The senior rank of the KGB participants has probably more to do with Ivonin’s ministerial status than with the importance accorded Reykjavik. Viktor Ivonin is unable to recall anything of these visits. His normally unfailing memory for people and events lets him down when confronted with these KGB names. While his tone becomes decidedly more guarded, his mind is a blank.

What might they have discussed?

The theme of these comings and goings is less how to undermine Fischer and more how to prop up a rattled Spassky. (In this period, there is a proposal to send the champion Kogitum—a medicine against nervous tension—and some exasperation at his refusal to take it.) First, this requires investigating stories of possible interference with his playing. One report to have reached the KGB was that Fischer was being assisted by a computer (in Russian called an IBM—a Soviet tribute to American big business) and a device in his chair. (Whether the two are linked, a computer in Fischer’s chair, is unclear.) There have already been reports in the Western press of Fischer being computer aided, reports derisively dismissed in Reykjavik by Spassky, Geller, and Krogius. Back in Moscow, the KGB does not believe silicon-based shenanigans are any more practical. A Comrade Lvov, a KGB technical officer and a constant caller on Ivonin at this time, explains to the deputy minister that Fischer would have needed a full year to develop the requisite computer program and would have to have a portable receiver and a membrane in his ear to receive the signals.

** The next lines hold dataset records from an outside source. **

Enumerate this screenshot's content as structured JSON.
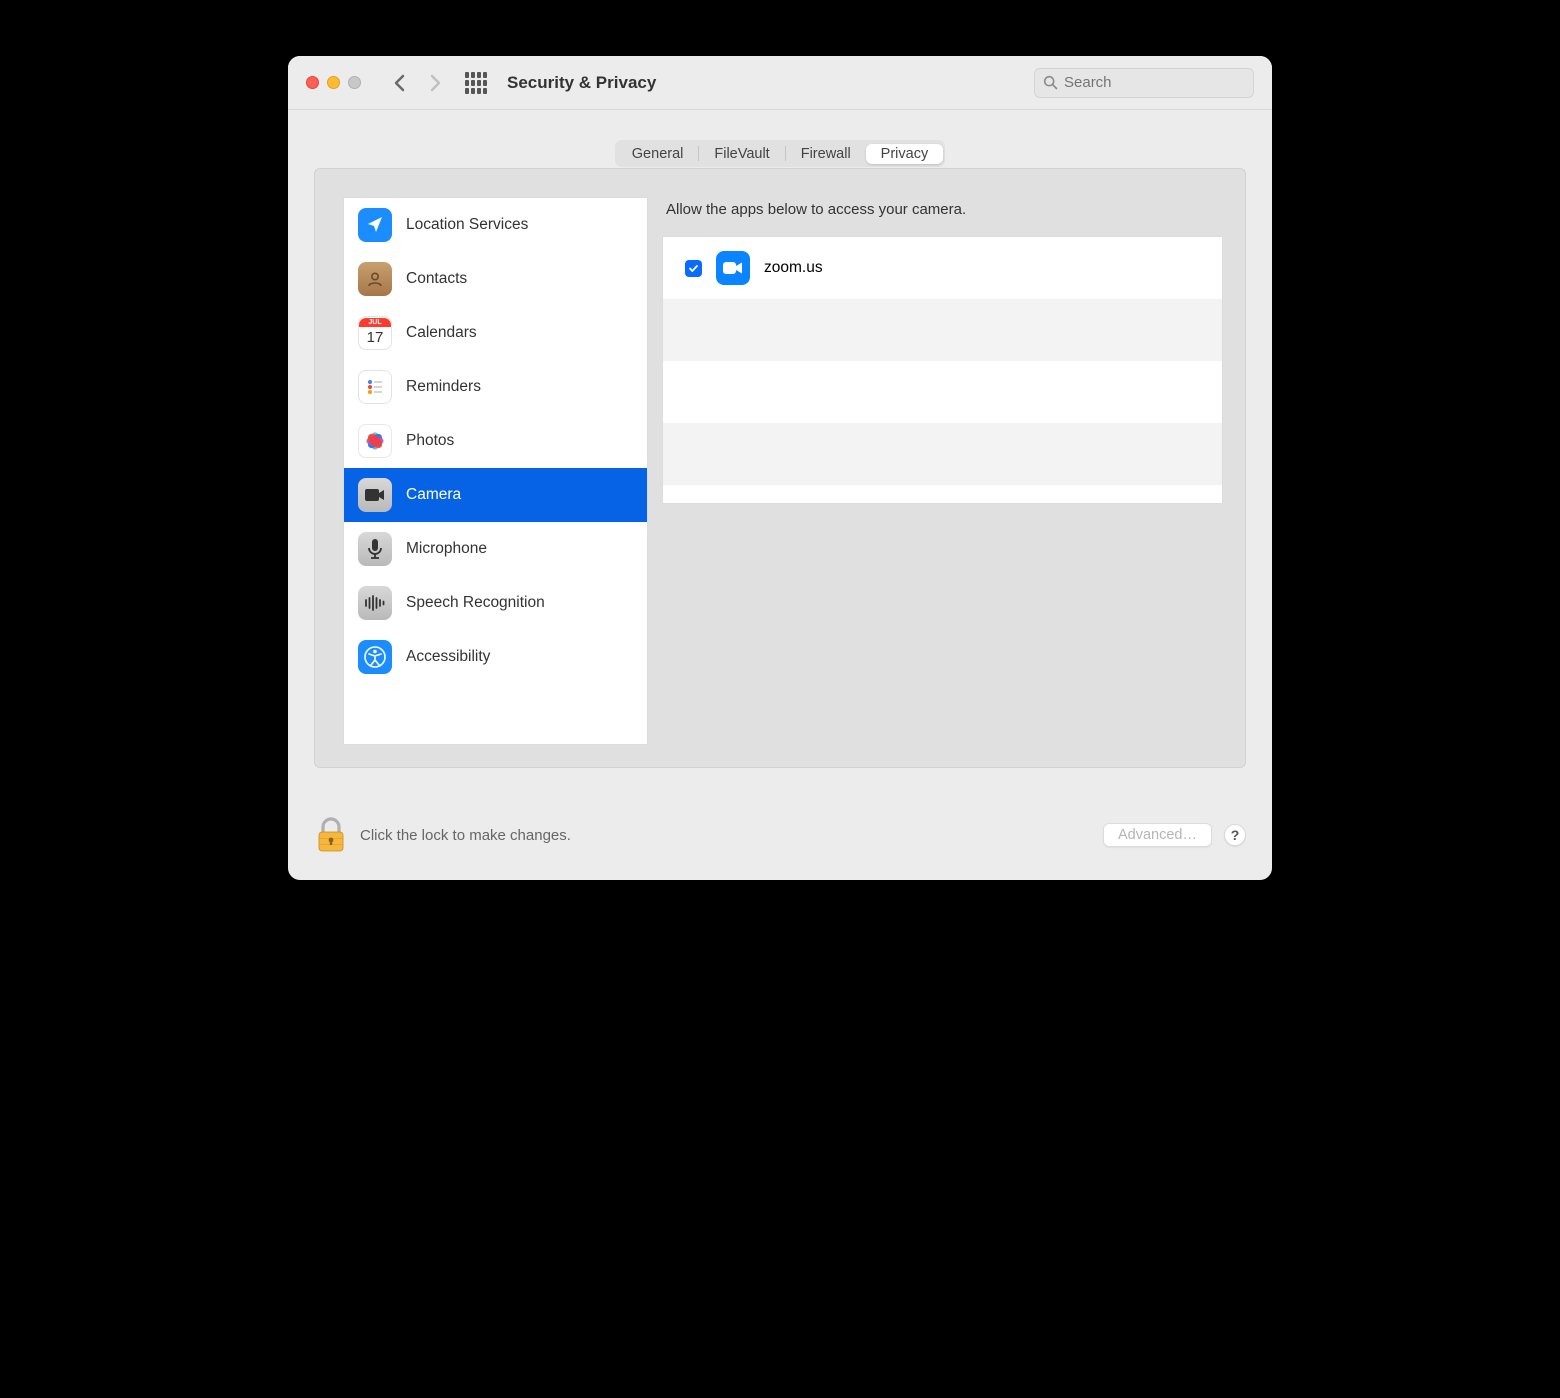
{
  "window": {
    "title": "Security & Privacy"
  },
  "search": {
    "placeholder": "Search"
  },
  "tabs": {
    "items": [
      "General",
      "FileVault",
      "Firewall",
      "Privacy"
    ],
    "active_index": 3
  },
  "sidebar": {
    "items": [
      {
        "label": "Location Services",
        "icon": "location"
      },
      {
        "label": "Contacts",
        "icon": "contacts"
      },
      {
        "label": "Calendars",
        "icon": "calendar",
        "badge": "JUL",
        "day": "17"
      },
      {
        "label": "Reminders",
        "icon": "reminders"
      },
      {
        "label": "Photos",
        "icon": "photos"
      },
      {
        "label": "Camera",
        "icon": "camera"
      },
      {
        "label": "Microphone",
        "icon": "microphone"
      },
      {
        "label": "Speech Recognition",
        "icon": "speech"
      },
      {
        "label": "Accessibility",
        "icon": "accessibility"
      }
    ],
    "selected_index": 5
  },
  "main": {
    "description": "Allow the apps below to access your camera.",
    "apps": [
      {
        "name": "zoom.us",
        "checked": true,
        "icon": "zoom"
      }
    ]
  },
  "footer": {
    "lock_text": "Click the lock to make changes.",
    "advanced_label": "Advanced…",
    "help_label": "?"
  }
}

Lvov is also the bearer of other shadowy news: he reports the possibility that Spassky has had a letter threatening his family if he returns to Moscow a winner. This is investigated, and no proof of its existence is found. The provenance of this letter is unclear; today, Spassky says he had no knowledge of it.

Other means of defending Spassky are afoot. As July turns into August, an unnamed forensic psychiatrist takes part in a meeting with Lvov and Gostiev. Lvov is all set to organize a check for radiation from radio waves and X-rays “on the spot”—presumably in the hall.

Throughout this period, the possibility of Spassky’s being the target of hypnosis and telepathy is being discussed. There is a hint that sending a psychiatrist to Reykjavik is Gostiev’s brainchild. The psychiatrists Vartanian and Zharikov are primed, and Gostiev arranges the logistics of their visit.